Readers familiar with the writings first and last of Mr. Carlyle, will readily call to mind many a terse utterance in vindication of the Divine authorship and Divine authority of order. Disorder he pronounces to be a thing which “veracious created Nature, even because it is not Chaos and a waste-whirling baseless Phantasm,” rejects and disowns. “Disorder, insane by the nature of it, is the hatefullest of things to man, who lives by sanity and by order.” “All Anarchy, all evil, all injustice, is, by the nature of it, ... suicidal, and cannot endure.” “Arrangement is indispensable to man; Arrangement, were it grounded only on that old primary evangel of Force, with Sceptre in the shape of Hammer!” Such sentences admit of almost infinite multiplication. “Anarchy, hateful as Death, is abhorrent to the whole nature of man; and so must itself soon die.” Hence this philosopher’s partiality for “heroes,” even of the least estimable type, provided they have will and force to replace confusion by order.
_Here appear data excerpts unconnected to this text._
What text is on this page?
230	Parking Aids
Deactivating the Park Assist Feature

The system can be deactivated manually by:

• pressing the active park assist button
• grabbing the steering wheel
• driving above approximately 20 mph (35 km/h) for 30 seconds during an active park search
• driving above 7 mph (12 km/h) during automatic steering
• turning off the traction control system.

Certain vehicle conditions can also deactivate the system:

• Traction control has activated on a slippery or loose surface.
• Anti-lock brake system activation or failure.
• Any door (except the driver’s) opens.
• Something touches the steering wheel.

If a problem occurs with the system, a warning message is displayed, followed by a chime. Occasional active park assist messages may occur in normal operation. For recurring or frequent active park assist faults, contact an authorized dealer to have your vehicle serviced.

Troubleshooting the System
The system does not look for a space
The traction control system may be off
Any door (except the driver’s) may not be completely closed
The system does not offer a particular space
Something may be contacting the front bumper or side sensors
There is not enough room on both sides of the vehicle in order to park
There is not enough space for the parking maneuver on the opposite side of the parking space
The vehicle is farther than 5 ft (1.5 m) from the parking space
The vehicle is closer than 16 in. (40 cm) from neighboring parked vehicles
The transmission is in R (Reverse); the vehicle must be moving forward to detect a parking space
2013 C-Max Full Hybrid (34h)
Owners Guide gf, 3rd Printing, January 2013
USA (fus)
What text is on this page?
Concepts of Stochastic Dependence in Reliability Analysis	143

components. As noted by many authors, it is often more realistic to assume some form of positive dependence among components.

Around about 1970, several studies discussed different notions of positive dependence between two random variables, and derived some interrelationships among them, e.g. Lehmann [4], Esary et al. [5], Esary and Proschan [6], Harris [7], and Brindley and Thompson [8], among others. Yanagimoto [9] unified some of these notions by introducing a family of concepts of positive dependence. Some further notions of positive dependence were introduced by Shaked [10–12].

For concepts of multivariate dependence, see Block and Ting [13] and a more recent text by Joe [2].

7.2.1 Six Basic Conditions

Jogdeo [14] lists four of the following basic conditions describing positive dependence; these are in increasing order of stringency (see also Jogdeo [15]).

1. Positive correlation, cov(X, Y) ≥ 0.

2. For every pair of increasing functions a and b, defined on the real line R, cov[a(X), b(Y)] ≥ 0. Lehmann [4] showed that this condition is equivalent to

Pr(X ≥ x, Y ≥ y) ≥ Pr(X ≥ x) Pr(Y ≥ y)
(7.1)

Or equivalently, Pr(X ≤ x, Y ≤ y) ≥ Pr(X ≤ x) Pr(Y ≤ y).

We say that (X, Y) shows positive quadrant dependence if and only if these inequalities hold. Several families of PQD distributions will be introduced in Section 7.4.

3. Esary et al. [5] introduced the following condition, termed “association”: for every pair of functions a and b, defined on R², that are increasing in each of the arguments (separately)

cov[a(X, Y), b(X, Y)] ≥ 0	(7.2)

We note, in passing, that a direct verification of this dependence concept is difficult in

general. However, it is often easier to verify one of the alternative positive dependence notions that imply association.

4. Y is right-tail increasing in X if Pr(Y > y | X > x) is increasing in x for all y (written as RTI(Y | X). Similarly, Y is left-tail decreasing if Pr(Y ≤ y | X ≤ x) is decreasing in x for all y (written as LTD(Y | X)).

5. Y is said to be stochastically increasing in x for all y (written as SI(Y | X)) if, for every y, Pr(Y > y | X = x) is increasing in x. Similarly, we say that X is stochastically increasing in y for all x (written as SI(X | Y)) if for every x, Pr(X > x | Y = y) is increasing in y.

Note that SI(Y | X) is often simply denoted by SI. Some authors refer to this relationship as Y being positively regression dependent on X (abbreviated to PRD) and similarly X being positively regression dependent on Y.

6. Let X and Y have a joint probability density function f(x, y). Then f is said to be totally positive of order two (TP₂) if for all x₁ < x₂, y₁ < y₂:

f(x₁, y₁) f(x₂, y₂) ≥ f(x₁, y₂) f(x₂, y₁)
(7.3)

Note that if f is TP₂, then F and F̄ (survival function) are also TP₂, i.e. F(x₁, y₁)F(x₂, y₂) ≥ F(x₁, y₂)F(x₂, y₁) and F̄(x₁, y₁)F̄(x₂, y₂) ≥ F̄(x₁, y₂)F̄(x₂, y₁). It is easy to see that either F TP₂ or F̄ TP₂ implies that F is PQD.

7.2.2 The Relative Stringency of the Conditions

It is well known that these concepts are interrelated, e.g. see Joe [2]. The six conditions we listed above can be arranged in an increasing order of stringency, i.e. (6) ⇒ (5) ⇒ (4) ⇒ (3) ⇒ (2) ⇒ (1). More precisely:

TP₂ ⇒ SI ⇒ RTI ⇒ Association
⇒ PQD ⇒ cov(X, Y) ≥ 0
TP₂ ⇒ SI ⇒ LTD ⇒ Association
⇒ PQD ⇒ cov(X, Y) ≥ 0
Cortès is not among the specified Heroes of his special Hero-worship; but he deserves a place by reason of the preamble to that code of ordinances, as the conqueror of Mexico himself terms them, which he set forth in restraint of his army: the essential purport of this preamble being, that in all institutions, whether Divine or human (if the latter have any worth), order is the great law.
It was in support of the cause of social order that Luther took to exposing the dangers due to ignorant innovators, and strenuously declared that “God Himself constituted certain authorities to direct the world; for it is a great feature in His magnificent system, that there shall be order here below.” Doctor Martin may, in this respect, be called a man after our Hero-worshipper’s own heart; such another as the one of whom he wrote,—“Wheresoever Disorder may stand or lie, let it have a care; here is the man that has declared war with it, that will never make peace with it. Man is the Missionary of Order; he is the servant, not of the Devil and of Chaos, but of God and the universe.” And Christian doctrine teaches that the order and beauty of the outward world are symbols of that inward order and symmetry, that peace and purity of heart, that universal harmony between God’s will and man’s will, which it is one great object of Christianity to establish.